Yozgat'ın yeni nesil haber sitesi Yozgat Medya Köşe Yazarı Doğan Tufan yazısında; "Yunanistan Türk kimliğimizi inkar etmeye devam ediyor" diye yazdı..

“Yunanistan Türk kimliğimizi inkar etmeye devam ediyor."

ABTTF Başkanı: “Batı Trakya’da da sadece Yunanların ya da Yunan Müslümanlarının yaşadığını iddia eden ülkemiz, yüzyıllardır o topraklarda yaşayan Batı Trakya Türk toplumunun varlığını ve Türk kimliğimizi inkar ediyor, bizleri Yunan Müslümanları olarak tanımlıyor.”

 Ülkemiz Yunanistan’ın ünlü yazar ve gazetecilerinden Georgios Papahristos, alert televizyonunda katıldığı bir programda Ege Denizi ile ilgili süregiden tartışmalar hakkında açıklamalarda bulundu.

Ege’nin bir Yunan gölü olmadığını, hakkaniyet ilkesi gereği Ege Denizi’nin batısının Yunanistan’a, doğusunun ise Türkiye’ye ait olduğunu ve Türkiye'nin 500 km’lik kıyılarının aynı denizle yıkandığına belirten Papahristos, “Ege’nin bize ait olduğuna inandığımız sürece iyi komşuluk ilişkilerimiz olamaz” dedi.

Papahristos, Bulamaç (Farmakonisi) adasının Türkiye’ye olan yakınlığını örnek göstererek, Yunanistan’ın Ege Denizi’nde karasularını 12 mile çıkartma iddialarının absürt bir hayal olduğunu not etti ve Yunanistan’ın komşularının da hakkı olduğunu ve bunu artık kabul etmeleri gerektiğini söyledi.

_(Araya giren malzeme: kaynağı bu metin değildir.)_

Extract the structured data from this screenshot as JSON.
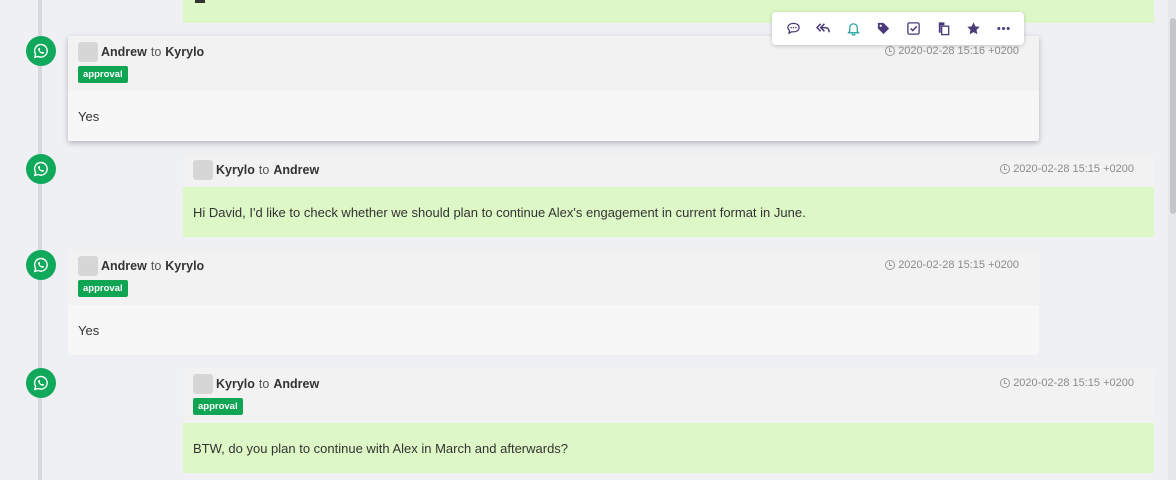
{
  "toolbar": {
    "actions": [
      {
        "icon": "comment-icon",
        "label": "Comment"
      },
      {
        "icon": "reply-all-icon",
        "label": "Reply all"
      },
      {
        "icon": "bell-icon",
        "label": "Reminder"
      },
      {
        "icon": "tag-icon",
        "label": "Tag"
      },
      {
        "icon": "checkbox-icon",
        "label": "Task"
      },
      {
        "icon": "copy-icon",
        "label": "Copy"
      },
      {
        "icon": "star-icon",
        "label": "Star"
      },
      {
        "icon": "more-icon",
        "label": "More"
      }
    ]
  },
  "messages": [
    {
      "direction": "in",
      "from": "Andrew",
      "to_word": "to",
      "recipient": "Kyrylo",
      "timestamp": "2020-02-28 15:16 +0200",
      "tag": "approval",
      "body": "Yes"
    },
    {
      "direction": "out",
      "from": "Kyrylo",
      "to_word": "to",
      "recipient": "Andrew",
      "timestamp": "2020-02-28 15:15 +0200",
      "tag": "",
      "body": "Hi David, I'd like to check whether we should plan to continue Alex's engagement in current format in June."
    },
    {
      "direction": "in",
      "from": "Andrew",
      "to_word": "to",
      "recipient": "Kyrylo",
      "timestamp": "2020-02-28 15:15 +0200",
      "tag": "approval",
      "body": "Yes"
    },
    {
      "direction": "out",
      "from": "Kyrylo",
      "to_word": "to",
      "recipient": "Andrew",
      "timestamp": "2020-02-28 15:15 +0200",
      "tag": "approval",
      "body": "BTW, do you plan to continue with Alex in March and afterwards?"
    }
  ],
  "colors": {
    "whatsapp_green": "#10a85a",
    "tag_green": "#0fa552",
    "outgoing_bg": "#ddf8c6",
    "incoming_bg": "#f7f7f7",
    "toolbar_icon_purple": "#4a3a78",
    "toolbar_icon_teal": "#1aa0a0"
  }
}
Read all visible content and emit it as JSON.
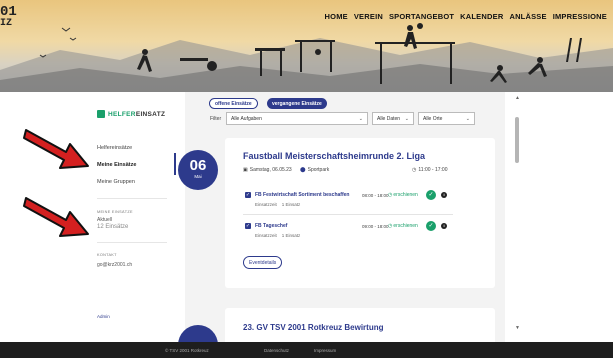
{
  "header": {
    "logo_fragment_top": "01",
    "logo_fragment_bottom": "IZ",
    "nav": [
      "HOME",
      "VEREIN",
      "SPORTANGEBOT",
      "KALENDER",
      "ANLÄSSE",
      "IMPRESSIONE"
    ]
  },
  "sidebar": {
    "brand_part1": "HELFER",
    "brand_part2": "EINSATZ",
    "links": [
      "Helfereinsätze",
      "Meine Einsätze",
      "Meine Gruppen"
    ],
    "active_index": 1,
    "stats_label": "MEINE EINSÄTZE",
    "stats_sublabel": "Aktuell",
    "stats_value": "12 Einsätze",
    "contact_label": "KONTAKT",
    "contact_value": "go@krz2001.ch",
    "more_link": "Admin"
  },
  "filters": {
    "tab_open": "offene Einsätze",
    "tab_past": "vergangene Einsätze",
    "filter_label": "Filter",
    "tasks_select": "Alle Aufgaben",
    "dates_select": "Alle Daten",
    "places_select": "Alle Orte"
  },
  "event1": {
    "day": "06",
    "month": "Mai",
    "title": "Faustball Meisterschaftsheimrunde 2. Liga",
    "date": "Samstag, 06.05.23",
    "location": "Sportpark",
    "time": "11:00 - 17:00",
    "tasks": [
      {
        "title": "FB Festwirtschaft Sortiment beschaffen",
        "subtitle_label": "Einsatzzeit",
        "subtitle_value": "1 Einsatz",
        "time": "08:00 - 18:00",
        "status": "erschienen"
      },
      {
        "title": "FB Tageschef",
        "subtitle_label": "Einsatzzeit",
        "subtitle_value": "1 Einsatz",
        "time": "09:00 - 18:00",
        "status": "erschienen"
      }
    ],
    "details_button": "Eventdetails"
  },
  "event2": {
    "title": "23. GV TSV 2001 Rotkreuz Bewirtung"
  },
  "footer": {
    "copyright": "© TSV 2001 Rotkreuz",
    "privacy": "Datenschutz",
    "imprint": "Impressum"
  },
  "colors": {
    "primary": "#2d3a8c",
    "success": "#1aa06b",
    "arrow": "#d42020",
    "footer": "#1e1e1e"
  }
}
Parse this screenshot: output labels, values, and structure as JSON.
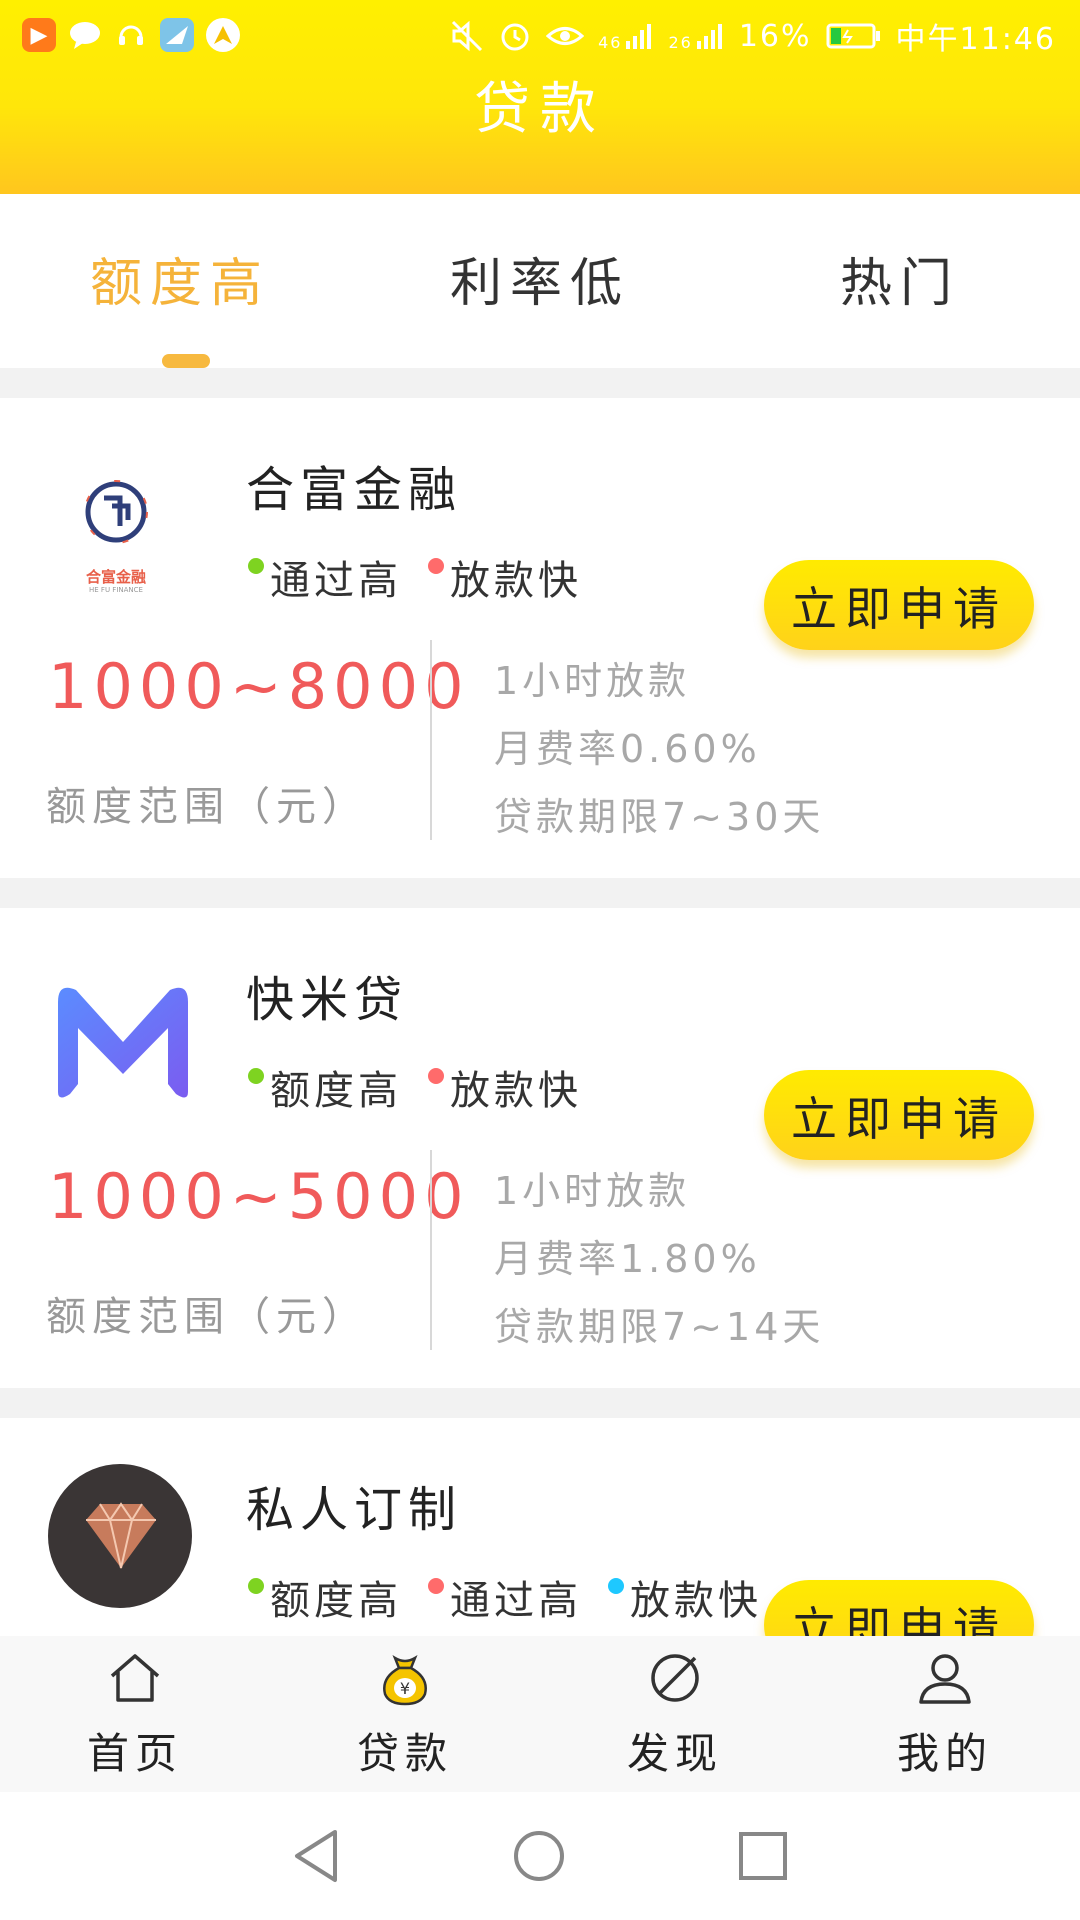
{
  "status": {
    "signal_4g": "46",
    "signal_2g": "26",
    "battery": "16%",
    "time": "中午11:46"
  },
  "header": {
    "title": "贷款"
  },
  "tabs": [
    {
      "label": "额度高",
      "active": true
    },
    {
      "label": "利率低",
      "active": false
    },
    {
      "label": "热门",
      "active": false
    }
  ],
  "cards": [
    {
      "name": "合富金融",
      "logo_text": "合富金融",
      "logo_sub": "HE FU FINANCE",
      "tags": [
        {
          "label": "通过高",
          "color": "#7ed321"
        },
        {
          "label": "放款快",
          "color": "#ff6b6b"
        }
      ],
      "apply_label": "立即申请",
      "amount": "1000~8000",
      "amount_label": "额度范围（元）",
      "details": [
        "1小时放款",
        "月费率0.60%",
        "贷款期限7~30天"
      ]
    },
    {
      "name": "快米贷",
      "tags": [
        {
          "label": "额度高",
          "color": "#7ed321"
        },
        {
          "label": "放款快",
          "color": "#ff6b6b"
        }
      ],
      "apply_label": "立即申请",
      "amount": "1000~5000",
      "amount_label": "额度范围（元）",
      "details": [
        "1小时放款",
        "月费率1.80%",
        "贷款期限7~14天"
      ]
    },
    {
      "name": "私人订制",
      "tags": [
        {
          "label": "额度高",
          "color": "#7ed321"
        },
        {
          "label": "通过高",
          "color": "#ff6b6b"
        },
        {
          "label": "放款快",
          "color": "#1ec8ff"
        }
      ],
      "apply_label": "立即申请"
    }
  ],
  "bottom_nav": [
    {
      "label": "首页",
      "icon": "home-icon"
    },
    {
      "label": "贷款",
      "icon": "money-bag-icon"
    },
    {
      "label": "发现",
      "icon": "compass-icon"
    },
    {
      "label": "我的",
      "icon": "user-icon"
    }
  ],
  "colors": {
    "accent": "#f5b33a",
    "amount": "#f05a5a",
    "button": "#ffe000"
  }
}
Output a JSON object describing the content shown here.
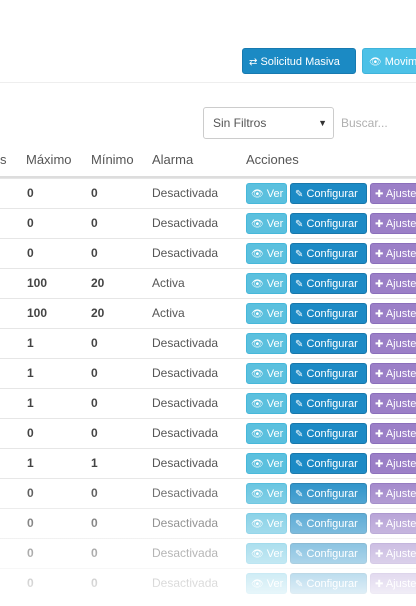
{
  "toolbar": {
    "solicitud_label": "Solicitud Masiva",
    "movim_label": "Movim"
  },
  "filter": {
    "selected": "Sin Filtros",
    "search_placeholder": "Buscar..."
  },
  "table": {
    "headers": {
      "partial": "s",
      "maximo": "Máximo",
      "minimo": "Mínimo",
      "alarma": "Alarma",
      "acciones": "Acciones"
    },
    "actions": {
      "ver": "Ver",
      "configurar": "Configurar",
      "ajuste": "Ajuste"
    },
    "rows": [
      {
        "max": "0",
        "min": "0",
        "alarma": "Desactivada"
      },
      {
        "max": "0",
        "min": "0",
        "alarma": "Desactivada"
      },
      {
        "max": "0",
        "min": "0",
        "alarma": "Desactivada"
      },
      {
        "max": "100",
        "min": "20",
        "alarma": "Activa"
      },
      {
        "max": "100",
        "min": "20",
        "alarma": "Activa"
      },
      {
        "max": "1",
        "min": "0",
        "alarma": "Desactivada"
      },
      {
        "max": "1",
        "min": "0",
        "alarma": "Desactivada"
      },
      {
        "max": "1",
        "min": "0",
        "alarma": "Desactivada"
      },
      {
        "max": "0",
        "min": "0",
        "alarma": "Desactivada"
      },
      {
        "max": "1",
        "min": "1",
        "alarma": "Desactivada"
      },
      {
        "max": "0",
        "min": "0",
        "alarma": "Desactivada"
      },
      {
        "max": "0",
        "min": "0",
        "alarma": "Desactivada"
      },
      {
        "max": "0",
        "min": "0",
        "alarma": "Desactivada"
      },
      {
        "max": "0",
        "min": "0",
        "alarma": "Desactivada"
      }
    ]
  }
}
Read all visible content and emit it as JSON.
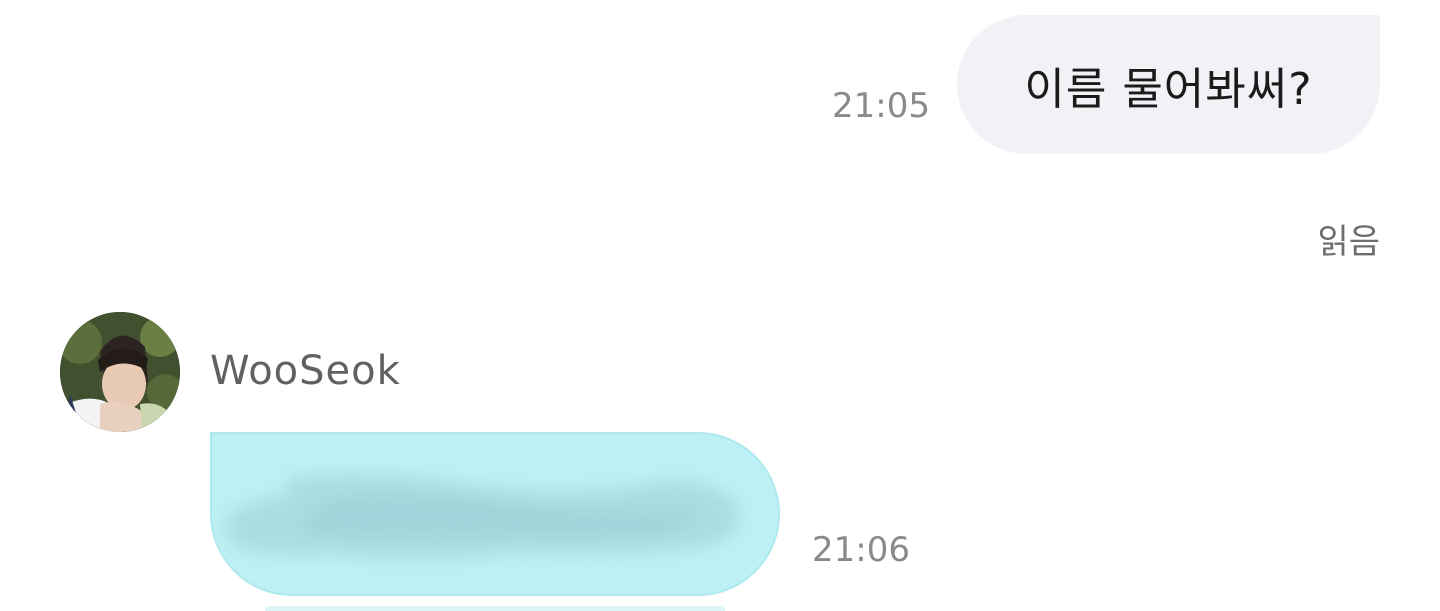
{
  "messages": {
    "outgoing": {
      "text": "이름 물어봐써?",
      "time": "21:05",
      "status": "읽음"
    },
    "incoming": {
      "sender": "WooSeok",
      "time": "21:06",
      "avatar_icon": "profile-photo",
      "content_redacted": true
    }
  },
  "colors": {
    "outgoing_bubble": "#f1f2f6",
    "incoming_bubble": "#bdf0f4",
    "timestamp": "#8a8a8a",
    "sender_name": "#616161"
  }
}
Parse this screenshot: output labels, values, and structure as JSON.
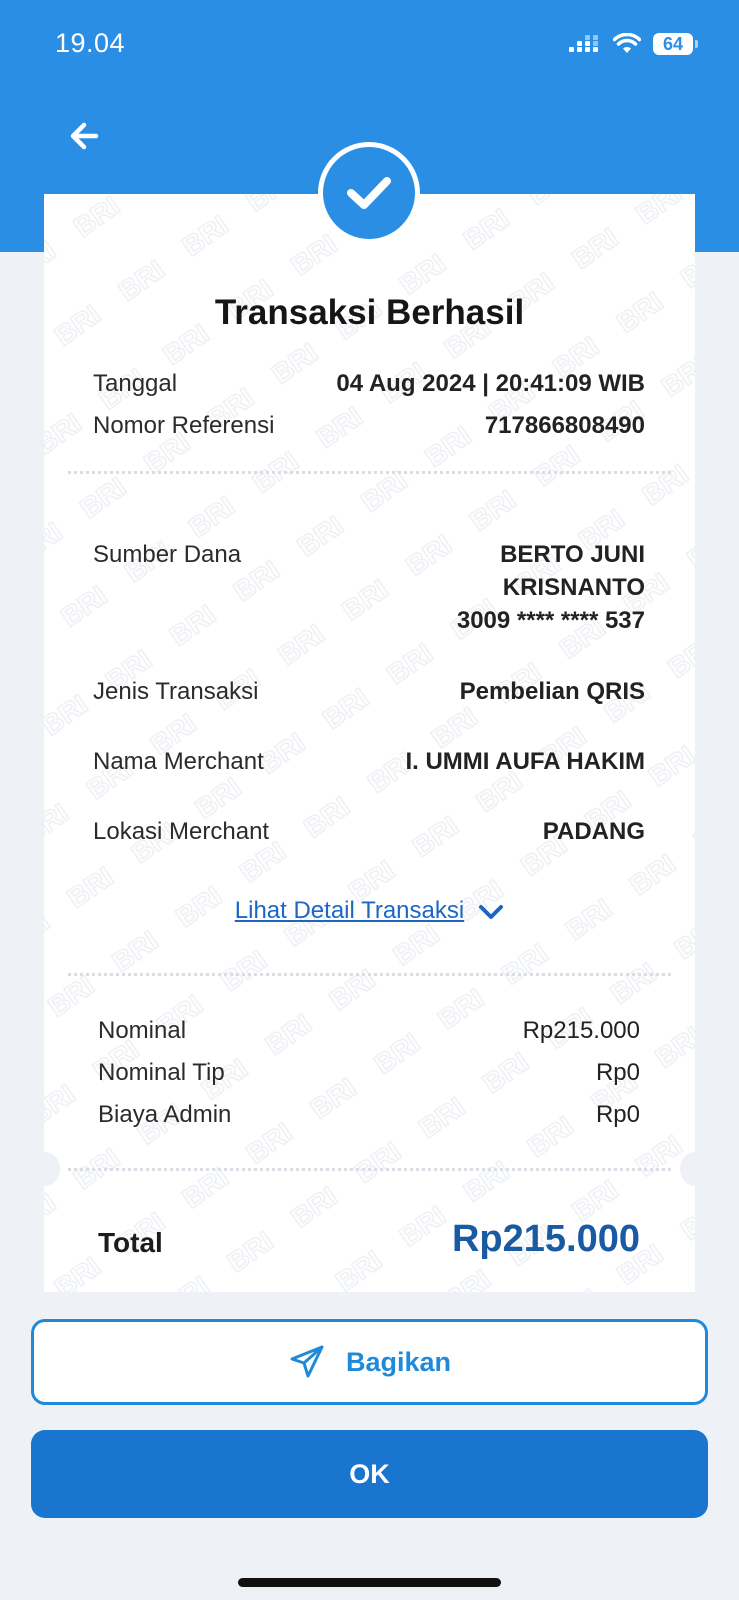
{
  "status_bar": {
    "time": "19.04",
    "battery": "64"
  },
  "receipt": {
    "watermark_text": "BRI",
    "title": "Transaksi Berhasil",
    "date_label": "Tanggal",
    "date_value": "04 Aug 2024 | 20:41:09 WIB",
    "ref_label": "Nomor Referensi",
    "ref_value": "717866808490",
    "source_label": "Sumber Dana",
    "source_name_1": "BERTO JUNI",
    "source_name_2": "KRISNANTO",
    "source_account": "3009 **** **** 537",
    "type_label": "Jenis Transaksi",
    "type_value": "Pembelian QRIS",
    "merchant_label": "Nama Merchant",
    "merchant_value": "I. UMMI AUFA HAKIM",
    "location_label": "Lokasi Merchant",
    "location_value": "PADANG",
    "detail_link": "Lihat Detail Transaksi",
    "nominal_label": "Nominal",
    "nominal_value": "Rp215.000",
    "tip_label": "Nominal Tip",
    "tip_value": "Rp0",
    "admin_label": "Biaya Admin",
    "admin_value": "Rp0",
    "total_label": "Total",
    "total_value": "Rp215.000"
  },
  "buttons": {
    "share": "Bagikan",
    "ok": "OK"
  },
  "colors": {
    "header": "#2a8ee4",
    "total": "#1a5aa3",
    "ok_button": "#1a75ce",
    "link": "#1c67c4"
  },
  "icons": [
    "back-arrow-icon",
    "checkmark-icon",
    "send-icon",
    "chevron-down-icon",
    "wifi-icon",
    "signal-icon"
  ]
}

Konuyla ilgili olarak Avrupa Batı Trakya Türk Federasyonu Başkanı Halit Habip Oğlu (ABTTF), “Yazar ve gazeteci Georgios Papahristos’un ülkemizin bilindik geleneksel tezlerini eleştiren ve farklı bir bakış açışı sunan açıklamaları son derece dikkate değer. Olaylara ve sorunlara her zaman tek yanlı ve taraflı bakan ülkemiz, Batı Trakya’da da aynı yaklaşımı sürdürüyor. Batı Trakya’da da sadece Yunanların ya da Yunan Müslümanlarının yaşadığını iddia eden ülkemiz, yüzyıllardır o topraklarda yaşayan Batı Trakya Türk toplumunun varlığını ve Türk kimliğimizi inkar ediyor, bizleri Yunan Müslümanları olarak tanımlıyor. Papahristos’un da vurguladığı gibi ülkemiz artık gerçekleri çarpıtan ve sadece kendisinin ikna olduğu bakış açışını ve uzlaşmaz tavrını ivedilikle terk etmelidir. Böylelikle hem ülkemiz ve anavatanımız arasında gerçeklere dayalı yapıcı bir diyaloğun yolu açılmış olacak hem de ülkemizin benimseyeceği bu yapıcı yaklaşımın toplumumuzun sorularının çözümüne olumlu yansımaları olacaktır.” dedi.